Mas as boas notícias acabam sempre por chegar: “O sucesso com o fabrico de cerca de 100 litros de cerveja no último mês de outubro permitiu confirmar o interesse da Universidade Lusófona em continuar com o projeto e será agora iniciada uma nova fase que vai levar a CUL aos vários polos da Lusófona, não só em Portugal como nos PALOP”, disse fonte da direção da universidade ao i.
A importância da cerveja na saúde Além de estar a fazer algo inovador, a prof.a Laura defende que a cerveja (e o álcool em geral) tem um papel fundamental na saúde das pessoas. “As cervejas e os vinhos não têm patogénicos. Quando havia epidemias, os que bebiam é que se safavam. Os que não bebiam morriam. Não vou estar cá em 2050 mas, pelo que vejo nas notícias, vai haver muitas infeções devido à resistência aos antibióticos. Estes vão deixar de funcionar como agora”, explicou.
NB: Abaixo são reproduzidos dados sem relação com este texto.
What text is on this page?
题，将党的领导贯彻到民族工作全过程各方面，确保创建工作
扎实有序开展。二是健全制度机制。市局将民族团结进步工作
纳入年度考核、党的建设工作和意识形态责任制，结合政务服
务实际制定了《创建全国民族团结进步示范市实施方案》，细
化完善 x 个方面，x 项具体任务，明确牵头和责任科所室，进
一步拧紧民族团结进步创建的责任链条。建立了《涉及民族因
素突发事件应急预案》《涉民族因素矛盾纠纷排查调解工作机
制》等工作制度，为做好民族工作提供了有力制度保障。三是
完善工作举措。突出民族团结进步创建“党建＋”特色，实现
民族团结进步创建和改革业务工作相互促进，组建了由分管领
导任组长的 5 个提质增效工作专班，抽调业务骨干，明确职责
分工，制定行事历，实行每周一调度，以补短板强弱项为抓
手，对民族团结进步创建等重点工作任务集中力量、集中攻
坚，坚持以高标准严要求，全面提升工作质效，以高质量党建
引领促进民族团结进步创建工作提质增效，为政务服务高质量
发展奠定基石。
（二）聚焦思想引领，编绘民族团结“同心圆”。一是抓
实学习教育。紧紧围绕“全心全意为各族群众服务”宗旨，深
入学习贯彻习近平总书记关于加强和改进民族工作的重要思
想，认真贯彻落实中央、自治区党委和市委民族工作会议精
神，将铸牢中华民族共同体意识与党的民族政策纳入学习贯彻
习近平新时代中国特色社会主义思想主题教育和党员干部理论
“Se as pessoas conseguirem beber todos os dias, faz uma grande diferença. E até deviam cozinhar (na panela de pressão) com cerveja em vez de água: os produtos fazem menos mal. Eu faço isso, cozinho com cerveja. A comida fica com muito mais minerais do que se for feita em água. E com os minerais certos – mais potássio e menos sódio”, defende. Por isso, o ditado devia ser atualizado para ‘uma cerveja por dia, nem sabe o bem que lhe fazia’.”